Et qui dit campagne dit besoin d’aller chercher des électeurs. Parler aux moins de 35 ans sur ce genre de plateforme participe à une stratégie globale. Le communicant de Yannick Jadot fait ainsi le parallèle avec les meetings en plein air organisés à Rennes ou à Lille aux heures de pointe par le candidat sur les lieux de passage  ou à « l’assemblée des possibles », une initiative de la campagne qui doit réunir des Français éloignés de la vie politique.

Là où Jean-Luc Mélenchon est l’alpha et l’oméga de sa chaîne, notamment grâce au rendez-vous « Allô Mélenchon » au cours duquel il discute avec des streamers, EELV a installé une série de programmes, à l’instar d’une chaîne de télévision.
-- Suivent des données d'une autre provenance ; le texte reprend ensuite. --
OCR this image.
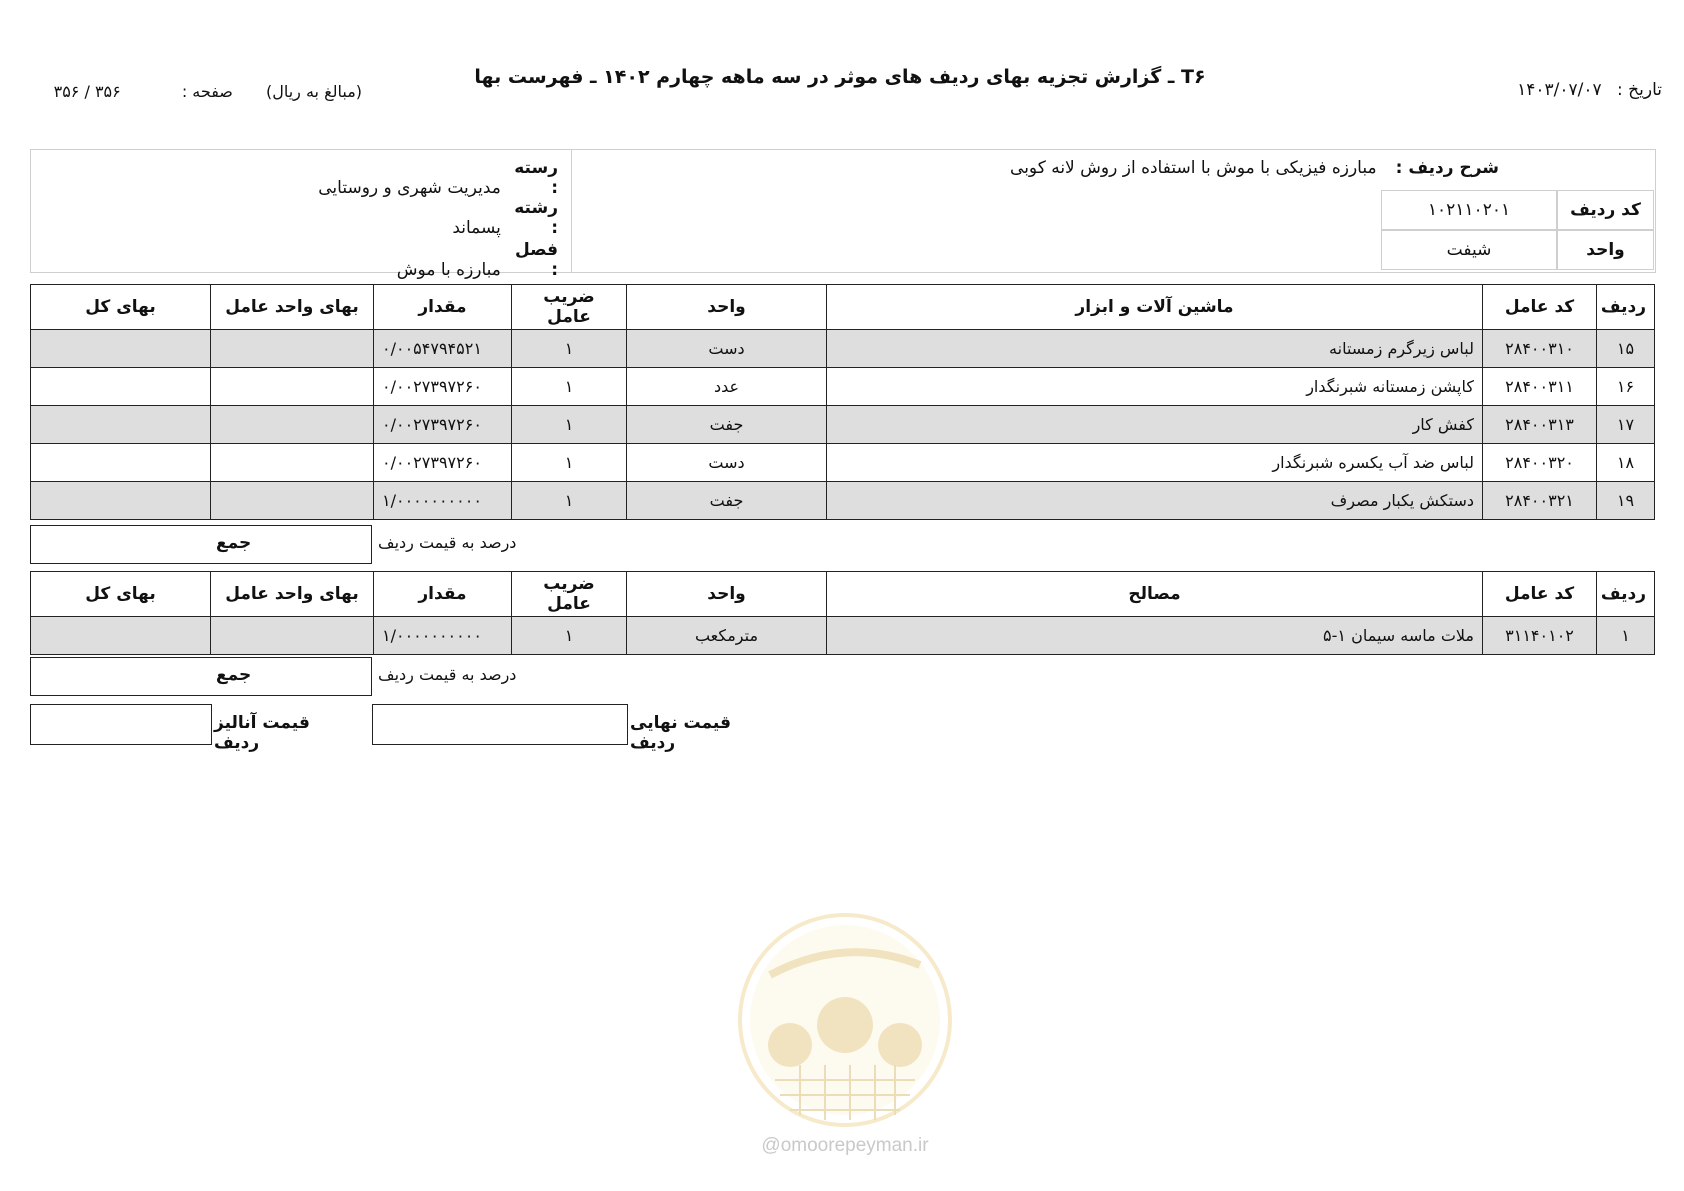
T۶ ـ گزارش تجزیه بهای ردیف های موثر در سه ماهه چهارم ۱۴۰۲ ـ فهرست بها
تاریخ : ۱۴۰۳/۰۷/۰۷
(مبالغ به ریال) صفحه : ۳۵۶ / ۳۵۶
شرح ردیف : مبارزه فیزیکی با موش با استفاده از روش لانه کوبی
کد ردیف
۱۰۲۱۱۰۲۰۱
واحد
شیفت
رسته : مدیریت شهری و روستایی
رشته : پسماند
فصل : مبارزه با موش
ردیف	کد عامل	ماشین آلات و ابزار	واحد	ضریب عامل	مقدار	بهای واحد عامل	بهای کل
۱۵	۲۸۴۰۰۳۱۰	لباس زیرگرم زمستانه	دست	۱	۰/۰۰۵۴۷۹۴۵۲۱		
۱۶	۲۸۴۰۰۳۱۱	کاپشن زمستانه شبرنگدار	عدد	۱	۰/۰۰۲۷۳۹۷۲۶۰		
۱۷	۲۸۴۰۰۳۱۳	کفش کار	جفت	۱	۰/۰۰۲۷۳۹۷۲۶۰		
۱۸	۲۸۴۰۰۳۲۰	لباس ضد آب یکسره شبرنگدار	دست	۱	۰/۰۰۲۷۳۹۷۲۶۰		
۱۹	۲۸۴۰۰۳۲۱	دستکش یکبار مصرف	جفت	۱	۱/۰۰۰۰۰۰۰۰۰۰		
جمع	درصد به قیمت ردیف
ردیف	کد عامل	مصالح	واحد	ضریب عامل	مقدار	بهای واحد عامل	بهای کل
۱	۳۱۱۴۰۱۰۲	ملات ماسه سیمان ۱-۵	مترمکعب	۱	۱/۰۰۰۰۰۰۰۰۰۰		
جمع	درصد به قیمت ردیف
قیمت آنالیز ردیف
قیمت نهایی ردیف
@omoorepeyman.ir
On y retrouve deux figures de la campagne : Sandrine Rousseau, rivale de Jadot lors de la primaire écolo, le mathématicien Cédric Villani, député et transfuge de LREM, mais également Sandra Regol et Benjamin Lucas, deux nouveaux visages du parti. Et Yannick Jadot dans tout ça ?

Un œil dans les coulisses

Le candidat a fait sa première apparition sur sa chaîne vendredi 4 février pour une séquence de questions-réponses avec des utilisateurs de la plateforme. Plus de quatre-vingt minutes d’échange, jusqu’à 900 personnes en direct simultanément, plus de 2 400 spectateurs sur le live et, à ce stade, une vidéo vue près de 5 000 fois. Des chiffres satisfaisants pour la campagne de Yannick Jadot qui, selon Romain Aubert, est sorti de ce direct « content et avec l’envie de recommencer ».
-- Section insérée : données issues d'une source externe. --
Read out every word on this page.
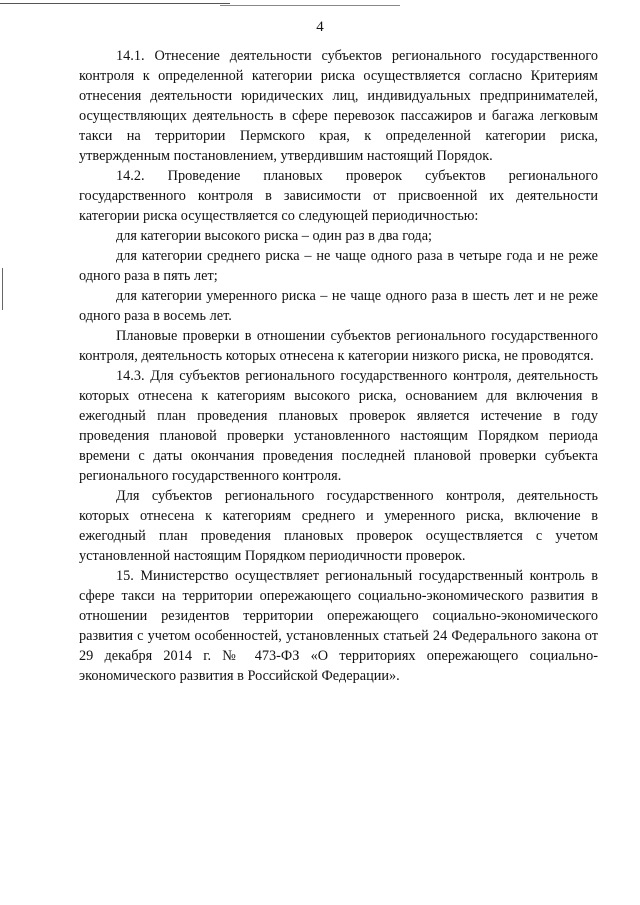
4

14.1. Отнесение деятельности субъектов регионального государственного контроля к определенной категории риска осуществляется согласно Критериям отнесения деятельности юридических лиц, индивидуальных предпринимателей, осуществляющих деятельность в сфере перевозок пассажиров и багажа легковым такси на территории Пермского края, к определенной категории риска, утвержденным постановлением, утвердившим настоящий Порядок.

14.2. Проведение плановых проверок субъектов регионального государственного контроля в зависимости от присвоенной их деятельности категории риска осуществляется со следующей периодичностью:

для категории высокого риска – один раз в два года;

для категории среднего риска – не чаще одного раза в четыре года и не реже одного раза в пять лет;

для категории умеренного риска – не чаще одного раза в шесть лет и не реже одного раза в восемь лет.

Плановые проверки в отношении субъектов регионального государственного контроля, деятельность которых отнесена к категории низкого риска, не проводятся.

14.3. Для субъектов регионального государственного контроля, деятельность которых отнесена к категориям высокого риска, основанием для включения в ежегодный план проведения плановых проверок является истечение в году проведения плановой проверки установленного настоящим Порядком периода времени с даты окончания проведения последней плановой проверки субъекта регионального государственного контроля.

Для субъектов регионального государственного контроля, деятельность которых отнесена к категориям среднего и умеренного риска, включение в ежегодный план проведения плановых проверок осуществляется с учетом установленной настоящим Порядком периодичности проверок.

15. Министерство осуществляет региональный государственный контроль в сфере такси на территории опережающего социально-экономического развития в отношении резидентов территории опережающего социально-экономического развития с учетом особенностей, установленных статьей 24 Федерального закона от 29 декабря 2014 г. № 473-ФЗ «О территориях опережающего социально-экономического развития в Российской Федерации».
Le responsable de la chaîne voit, de son côté, des points à améliorer : « Même si nous lui avions dit que le format de Twitch lui permettait de le laisser dérouler le fil de sa pensée, ses réponses étaient sûrement un peu trop longues. Il faut aussi qu’il prenne l’habitude de prendre lui-même les questions qui viennent du tchat pour renforcer l’interactivité. Nous devons travailler sur l’authenticité et qu’il se détende. » Rien de plus difficile que d’être naturel…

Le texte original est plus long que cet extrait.